TMN:Your pieces previously focused on human portraits. How has your process changed as they’ve shifted to city landscapes?
GT:Honestly, it hasn’t really changed. I might have introduced more visible over-drawing in some of the recent black-and-white landscapes, which I never do in the portraits, where the drawing is only underdrawing. And yes, with the landscapes I broadened the range of my source material. Flyers changed their commonly annoying character to being a welcome gift found on the doorknob every morning.
To understand how these seemingly different topics are connected, one has to realize that I am working on media images or—more correctly put—”media reality,” meaning that media, especially advertising, induces an image of something like a perfect world. I understand media as a wish-creating industry.
Looking at my work through this, let’s say, particular magnifying glass, the thought behind the different subject matter is pretty much the same.

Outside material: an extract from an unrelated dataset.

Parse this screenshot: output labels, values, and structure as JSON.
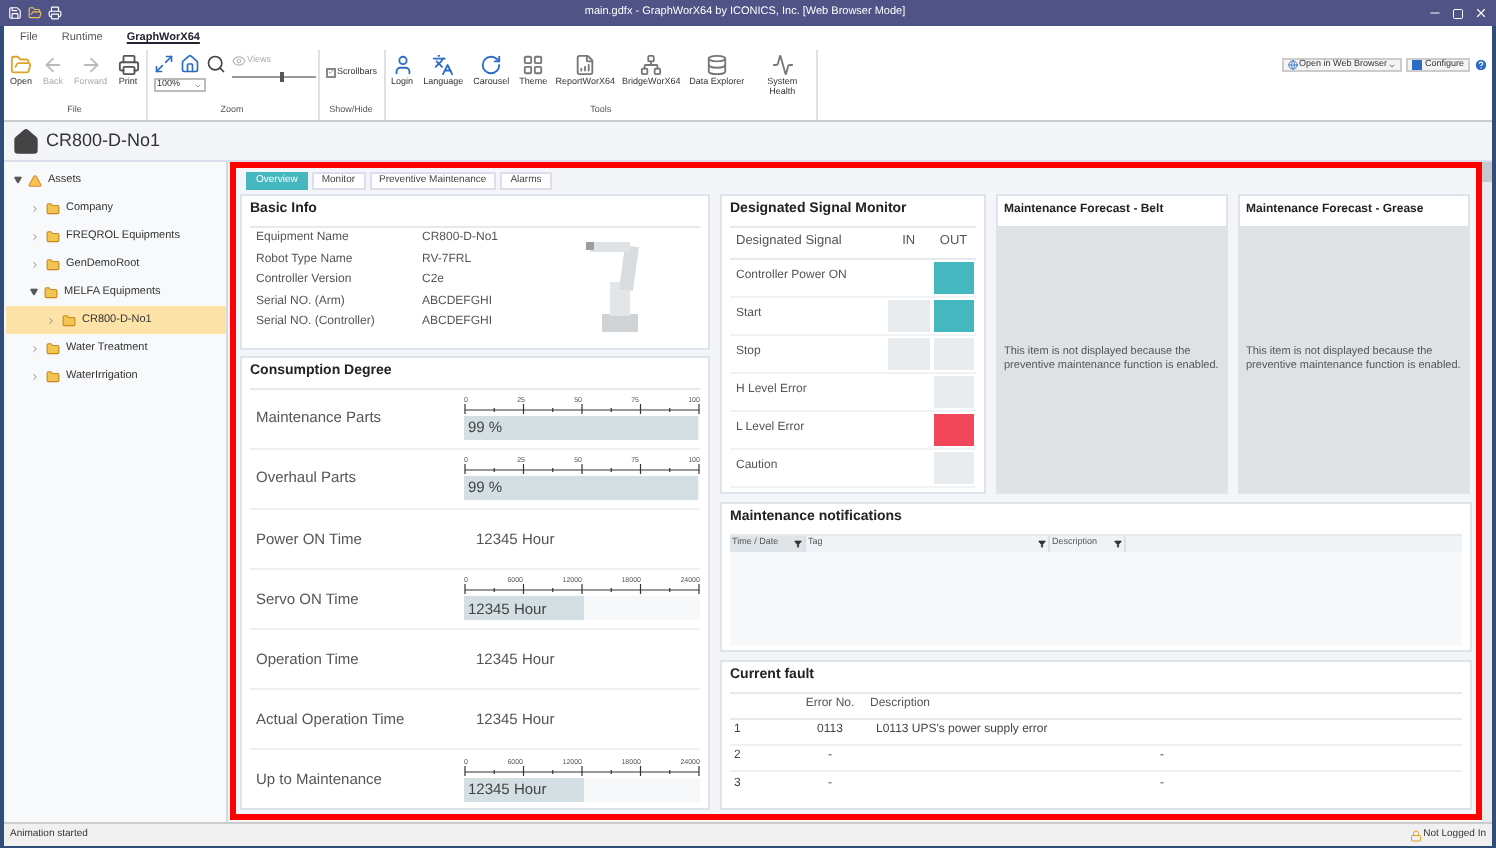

Whether a portrait carries all this “fashion advice” found in beauty ads, or the nightscape contains swatches of luxury goods, brands, party weapons, and occasionally a bit of porn—it is about how all things in life are made into carrying commodity character.
In this way everything seems pre-produced already: the media telling us what to want, what to aspire to, what to own, what we should have in order to create a successful, satisfying life. And to me this seems like a very flaky concept.
And what makes a perfect swatch?
GT:First the fact that it fits where I need a match. And certainly also the message that might whisper an especially flaky piece of beauty advice or “must-have” lifestyle. Or promise of some kind of paradise or eternity. I am always especially happy for these text-finds which serve as a tool for instant-irony.
TMN:What are you doing tomorrow?
GT:Literally? Sleeping in and packing my suitcase for my trip to New York for the opening of my show at Claire Oliver Gallery. Or concerning my work? Well, since I always step from one topic to another to keep my interest fresh, I suppose I will do some portraits and “body portraits” again. I did start with male portraits a while ago and am looking forward to continuing that series.